The first one was called Nightmare Cafe. From tv.com:

“A mysterious and mystical all-night cafe gives second chances to deserving people. It’s staffed by Fay and Frank, two people who made bad choices in life and whose paths crossed with the cafe in the first episode. There’s also Blackie, another enigmatic figure who has been working with the cafe longer. Together, the three use the powers over time and space that the cafe grants them to help the worthy and punish the evil, just as they themselves have been helped.”

Powers over time and space, you say? You can see why it jumped to mind when I started watching The Lost Room.

The second one was Friday the 13th, no relation to the movies. From the prologue:

“Lewis Vendredi made a deal with the devil to sell cursed antiques.
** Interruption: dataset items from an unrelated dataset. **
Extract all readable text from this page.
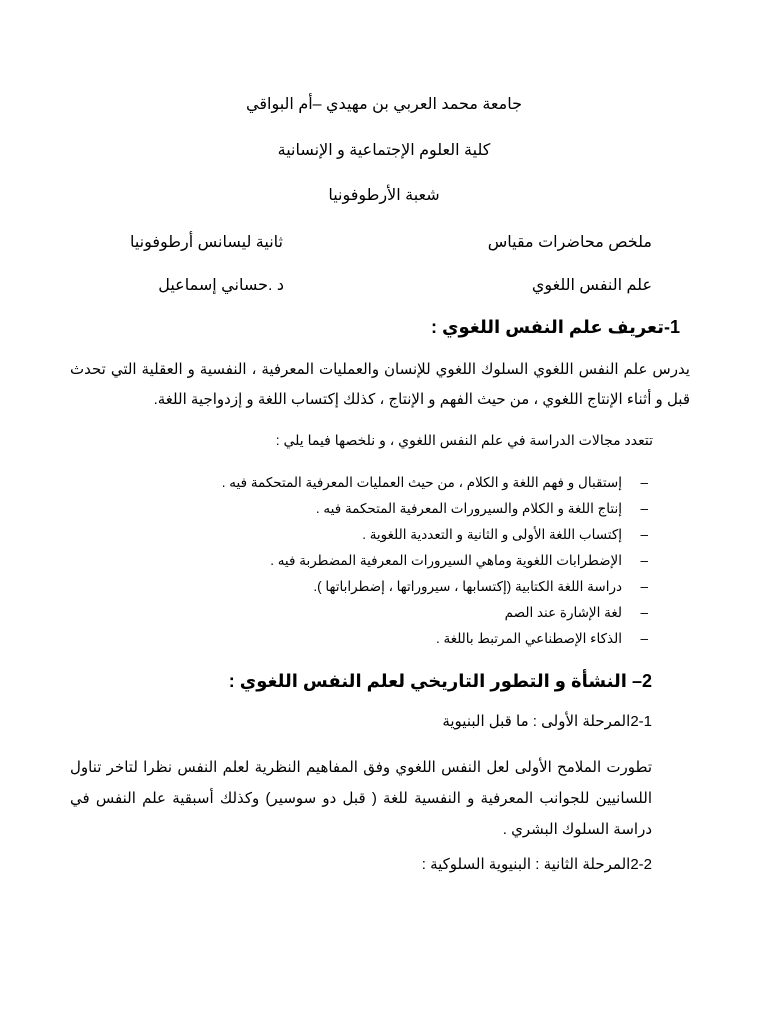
جامعة محمد العربي بن مهيدي –أم البواقي
كلية العلوم الإجتماعية و الإنسانية
شعبة الأرطوفونيا
ملخص محاضرات مقياس
ثانية ليسانس أرطوفونيا
علم النفس اللغوي
د .حساني إسماعيل
1-تعريف علم النفس اللغوي :
يدرس علم النفس اللغوي السلوك اللغوي للإنسان والعمليات المعرفية ، النفسية و العقلية التي تحدث قبل و أثناء الإنتاج اللغوي ، من حيث الفهم و الإنتاج ، كذلك إكتساب اللغة و إزدواجية اللغة.
تتعدد مجالات الدراسة في علم النفس اللغوي ، و نلخصها فيما يلي :
–
إستقبال و فهم اللغة و الكلام ، من حيث العمليات المعرفية المتحكمة فيه .
–
إنتاج اللغة و الكلام والسيرورات المعرفية المتحكمة فيه .
–
إكتساب اللغة الأولى و الثانية و التعددية اللغوية .
–
الإضطرابات اللغوية وماهي السيرورات المعرفية المضطربة فيه .
–
دراسة اللغة الكتابية (إكتسابها ، سيروراتها ، إضطراباتها ).
–
لغة الإشارة عند الصم
–
الذكاء الإصطناعي المرتبط باللغة .
2– النشأة و التطور التاريخي لعلم النفس اللغوي :
2-1المرحلة الأولى : ما قبل البنيوية
تطورت الملامح الأولى لعل النفس اللغوي وفق المفاهيم النظرية لعلم النفس نظرا لتاخر تناول اللسانيين للجوانب المعرفية و النفسية للغة ( قبل دو سوسير) وكذلك أسبقية علم النفس في دراسة السلوك البشري .
2-2المرحلة الثانية : البنيوية السلوكية :
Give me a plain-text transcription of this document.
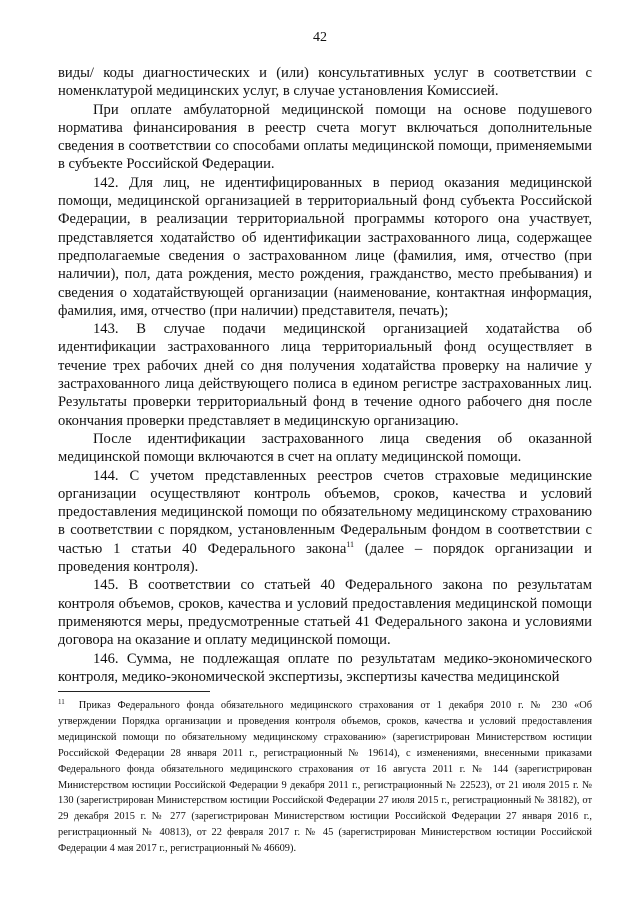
42

виды/ коды диагностических и (или) консультативных услуг в соответствии с номенклатурой медицинских услуг, в случае установления Комиссией.

При оплате амбулаторной медицинской помощи на основе подушевого норматива финансирования в реестр счета могут включаться дополнительные сведения в соответствии со способами оплаты медицинской помощи, применяемыми в субъекте Российской Федерации.

142. Для лиц, не идентифицированных в период оказания медицинской помощи, медицинской организацией в территориальный фонд субъекта Российской Федерации, в реализации территориальной программы которого она участвует, представляется ходатайство об идентификации застрахованного лица, содержащее предполагаемые сведения о застрахованном лице (фамилия, имя, отчество (при наличии), пол, дата рождения, место рождения, гражданство, место пребывания) и сведения о ходатайствующей организации (наименование, контактная информация, фамилия, имя, отчество (при наличии) представителя, печать);

143. В случае подачи медицинской организацией ходатайства об идентификации застрахованного лица территориальный фонд осуществляет в течение трех рабочих дней со дня получения ходатайства проверку на наличие у застрахованного лица действующего полиса в едином регистре застрахованных лиц. Результаты проверки территориальный фонд в течение одного рабочего дня после окончания проверки представляет в медицинскую организацию.

После идентификации застрахованного лица сведения об оказанной медицинской помощи включаются в счет на оплату медицинской помощи.

144. С учетом представленных реестров счетов страховые медицинские организации осуществляют контроль объемов, сроков, качества и условий предоставления медицинской помощи по обязательному медицинскому страхованию в соответствии с порядком, установленным Федеральным фондом в соответствии с частью 1 статьи 40 Федерального закона$^{11}$ (далее – порядок организации и проведения контроля).

145. В соответствии со статьей 40 Федерального закона по результатам контроля объемов, сроков, качества и условий предоставления медицинской помощи применяются меры, предусмотренные статьей 41 Федерального закона и условиями договора на оказание и оплату медицинской помощи.

146. Сумма, не подлежащая оплате по результатам медико-экономического контроля, медико-экономической экспертизы, экспертизы качества медицинской

$^{11}$ Приказ Федерального фонда обязательного медицинского страхования от 1 декабря 2010 г. № 230 «Об утверждении Порядка организации и проведения контроля объемов, сроков, качества и условий предоставления медицинской помощи по обязательному медицинскому страхованию» (зарегистрирован Министерством юстиции Российской Федерации 28 января 2011 г., регистрационный № 19614), с изменениями, внесенными приказами Федерального фонда обязательного медицинского страхования от 16 августа 2011 г. № 144 (зарегистрирован Министерством юстиции Российской Федерации 9 декабря 2011 г., регистрационный № 22523), от 21 июля 2015 г. № 130 (зарегистрирован Министерством юстиции Российской Федерации 27 июля 2015 г., регистрационный № 38182), от 29 декабря 2015 г. № 277 (зарегистрирован Министерством юстиции Российской Федерации 27 января 2016 г., регистрационный № 40813), от 22 февраля 2017 г. № 45 (зарегистрирован Министерством юстиции Российской Федерации 4 мая 2017 г., регистрационный № 46609).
But he broke the pact, and it cost him his soul. Now, his niece Micki, and her cousin Ryan have inherited the store… and with it, the curse. Now they must get everything back and the real terror begins.”

Mysterious powerful items that the protagonists are desperate to collect, you say?

Anyway, thank god for the internet, and for my friends in the sci-fi club who helped me dredge up these old gems from descriptions ringing with eloquent quality like, “you know, that show, with the people… and they were in a restaurant that time traveled? And that other one, like the Stephen King book, but a TV series, with magic antiques?” Yeah.

By sometime tomorrow I’ll have a good review of the first episode of Lost Room. Sci-fi is showing them on heavy rotation, so if you haven’t seen the first 3 (Monday, Tuesday, Wednesday), just keep watching.